The controller ended up looking like this

<?php
namespace App\Http\Controllers\Auth;
use App\Http\Controllers\Controller;
use Illuminate\Foundation\Auth\ResetsPasswords;
use Illuminate\Foundation\Auth\ThrottlesLogins;
use Illuminate\Http\Request;
use Illuminate\Support\Facades\Log;
use Illuminate\Support\Facades\Password;
class PasswordController extends Controller
{
    /*
    |--------------------------------------------------------------------------
    | Password Reset Controller
    |--------------------------------------------------------------------------
    |
    | This controller is responsible for handling password reset requests
    | and uses a simple trait to include this behavior. You're free to
    | explore this trait and override any methods you wish to tweak.
    |
    */
    use ResetsPasswords, ThrottlesLogins;

    protected $username;
    /**
     * Create a new password controller instance.
     *
     * @return void
     */
    public function __construct()
    {
        $this->middleware('guest');
    }
    /**
     * Validate the request of sending reset link.
     *
     * @param  \Illuminate\Http\Request  $request
     * @return void
     */
    protected function sendResetLinkEmail(Request $request)
    {
        $this->incrementLoginAttempts($request);
        $this->username = 'email';
        Log::debug("Validate");

        if($this->hasTooManyLoginAttempts($request)) {
            return redirect()->back()->withErrors(['email' => "You have exceeded the limit of attempts.

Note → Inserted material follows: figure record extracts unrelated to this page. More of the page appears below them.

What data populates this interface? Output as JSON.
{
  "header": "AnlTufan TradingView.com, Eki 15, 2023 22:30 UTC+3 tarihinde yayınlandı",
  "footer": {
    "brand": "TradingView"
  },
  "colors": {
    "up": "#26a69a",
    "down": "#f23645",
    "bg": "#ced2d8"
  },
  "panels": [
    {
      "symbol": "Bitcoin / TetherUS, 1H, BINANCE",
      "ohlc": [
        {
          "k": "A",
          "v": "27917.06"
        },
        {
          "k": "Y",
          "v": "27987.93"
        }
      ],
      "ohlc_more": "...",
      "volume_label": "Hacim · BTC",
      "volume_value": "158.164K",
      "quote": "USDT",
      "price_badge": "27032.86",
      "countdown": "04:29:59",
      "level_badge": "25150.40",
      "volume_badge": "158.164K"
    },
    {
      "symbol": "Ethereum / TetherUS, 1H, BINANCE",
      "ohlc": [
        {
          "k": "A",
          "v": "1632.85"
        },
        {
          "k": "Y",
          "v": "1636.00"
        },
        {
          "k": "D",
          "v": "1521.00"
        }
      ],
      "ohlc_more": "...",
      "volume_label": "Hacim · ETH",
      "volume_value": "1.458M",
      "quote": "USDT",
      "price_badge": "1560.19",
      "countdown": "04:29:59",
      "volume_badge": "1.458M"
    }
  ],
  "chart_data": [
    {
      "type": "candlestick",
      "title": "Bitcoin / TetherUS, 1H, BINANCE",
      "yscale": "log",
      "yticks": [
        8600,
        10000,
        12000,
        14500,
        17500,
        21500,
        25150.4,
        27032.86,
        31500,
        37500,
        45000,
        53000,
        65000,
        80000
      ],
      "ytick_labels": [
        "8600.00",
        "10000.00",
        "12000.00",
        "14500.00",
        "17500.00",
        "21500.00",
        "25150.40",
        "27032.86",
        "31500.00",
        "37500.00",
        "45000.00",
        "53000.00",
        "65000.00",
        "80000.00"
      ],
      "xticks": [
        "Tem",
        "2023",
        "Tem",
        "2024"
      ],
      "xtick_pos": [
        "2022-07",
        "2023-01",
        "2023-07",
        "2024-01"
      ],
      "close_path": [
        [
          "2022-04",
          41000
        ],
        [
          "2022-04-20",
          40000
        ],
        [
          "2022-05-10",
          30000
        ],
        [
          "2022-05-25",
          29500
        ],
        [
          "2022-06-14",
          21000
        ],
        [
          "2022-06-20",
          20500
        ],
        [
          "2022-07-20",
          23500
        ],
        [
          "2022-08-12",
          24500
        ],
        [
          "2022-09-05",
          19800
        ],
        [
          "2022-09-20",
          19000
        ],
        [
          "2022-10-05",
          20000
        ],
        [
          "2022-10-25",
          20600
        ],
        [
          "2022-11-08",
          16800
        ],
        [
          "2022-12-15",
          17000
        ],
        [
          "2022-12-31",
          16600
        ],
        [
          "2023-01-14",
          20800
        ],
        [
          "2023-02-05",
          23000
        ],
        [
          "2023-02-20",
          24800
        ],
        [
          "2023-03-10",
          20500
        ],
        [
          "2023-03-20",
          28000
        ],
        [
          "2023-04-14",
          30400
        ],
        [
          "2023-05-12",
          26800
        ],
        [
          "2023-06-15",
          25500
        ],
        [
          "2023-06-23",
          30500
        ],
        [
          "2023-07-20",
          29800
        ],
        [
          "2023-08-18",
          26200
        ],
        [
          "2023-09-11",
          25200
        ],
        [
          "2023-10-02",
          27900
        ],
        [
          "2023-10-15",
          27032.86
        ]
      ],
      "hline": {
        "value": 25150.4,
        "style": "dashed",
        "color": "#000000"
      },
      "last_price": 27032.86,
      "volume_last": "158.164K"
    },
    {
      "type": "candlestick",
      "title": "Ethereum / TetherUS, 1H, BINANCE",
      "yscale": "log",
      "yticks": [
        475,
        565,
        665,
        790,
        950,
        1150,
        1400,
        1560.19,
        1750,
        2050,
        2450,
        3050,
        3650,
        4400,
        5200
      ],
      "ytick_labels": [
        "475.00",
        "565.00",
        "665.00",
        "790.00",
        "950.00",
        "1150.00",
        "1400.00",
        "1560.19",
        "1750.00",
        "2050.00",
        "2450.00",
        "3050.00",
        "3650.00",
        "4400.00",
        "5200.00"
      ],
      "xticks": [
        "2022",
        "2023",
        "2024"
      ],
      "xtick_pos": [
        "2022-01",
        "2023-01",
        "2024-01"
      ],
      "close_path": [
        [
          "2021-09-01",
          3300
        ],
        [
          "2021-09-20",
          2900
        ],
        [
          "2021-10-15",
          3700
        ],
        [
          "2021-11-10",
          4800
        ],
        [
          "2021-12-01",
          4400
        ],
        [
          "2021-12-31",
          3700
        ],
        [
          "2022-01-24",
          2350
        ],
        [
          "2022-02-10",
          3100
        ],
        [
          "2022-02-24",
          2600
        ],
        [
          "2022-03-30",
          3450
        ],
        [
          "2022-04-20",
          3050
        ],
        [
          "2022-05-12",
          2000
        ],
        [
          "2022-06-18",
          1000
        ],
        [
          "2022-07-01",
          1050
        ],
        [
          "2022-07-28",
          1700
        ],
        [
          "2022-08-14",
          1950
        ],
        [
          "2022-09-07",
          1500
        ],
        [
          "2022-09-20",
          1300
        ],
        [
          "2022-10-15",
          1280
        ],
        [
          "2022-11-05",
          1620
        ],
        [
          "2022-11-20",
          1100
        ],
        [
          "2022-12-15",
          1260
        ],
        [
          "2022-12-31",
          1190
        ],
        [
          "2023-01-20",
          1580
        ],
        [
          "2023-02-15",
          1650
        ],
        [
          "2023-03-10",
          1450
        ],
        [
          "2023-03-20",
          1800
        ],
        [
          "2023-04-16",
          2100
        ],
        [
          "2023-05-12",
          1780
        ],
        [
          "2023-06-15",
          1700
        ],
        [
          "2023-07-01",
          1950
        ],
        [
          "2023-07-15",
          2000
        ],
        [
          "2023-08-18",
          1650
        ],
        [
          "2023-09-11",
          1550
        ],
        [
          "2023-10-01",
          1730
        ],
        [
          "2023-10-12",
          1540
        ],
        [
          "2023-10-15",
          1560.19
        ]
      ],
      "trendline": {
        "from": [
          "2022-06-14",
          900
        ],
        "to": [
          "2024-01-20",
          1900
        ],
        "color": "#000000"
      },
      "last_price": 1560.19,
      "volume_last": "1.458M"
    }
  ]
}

Please try again shortly"]);
        }

        $this->validate($request, ['email' => 'required|email']);

        $broker = $this->getBroker();

        $response = Password::broker($broker)->sendResetLink(
            $request->only('email'), $this->resetEmailBuilder()
        );

        switch ($response) {
            case Password::RESET_LINK_SENT:
                return $this->getSendResetLinkEmailSuccessResponse($response);

            case Password::INVALID_USER:
            default:
                return $this->getSendResetLinkEmailFailureResponse($response);
        }

    }

    public function loginUsername()
    {
        return property_exists($this, 'username') ? $this->username : 'email';
    }

    protected function getThrottleKey(Request $request)
    {
        return $request->ip();
    }
}

TIP: While your add it leak even less about your app's user emails

On other thing here is take a moment to change your error message resources/lang/en/passwords.php

    'password' => 'Passwords must be at least six characters and match the confirmation.',
    'reset' => 'Your password has been reset!',
    'sent' => 'We have e-mailed your password reset link!',
    'token' => 'This password reset token is invalid.',
    'user' => "If you are a user in the system an a reset email has been sent",

Where user does not leak out any information about the email being correct or not.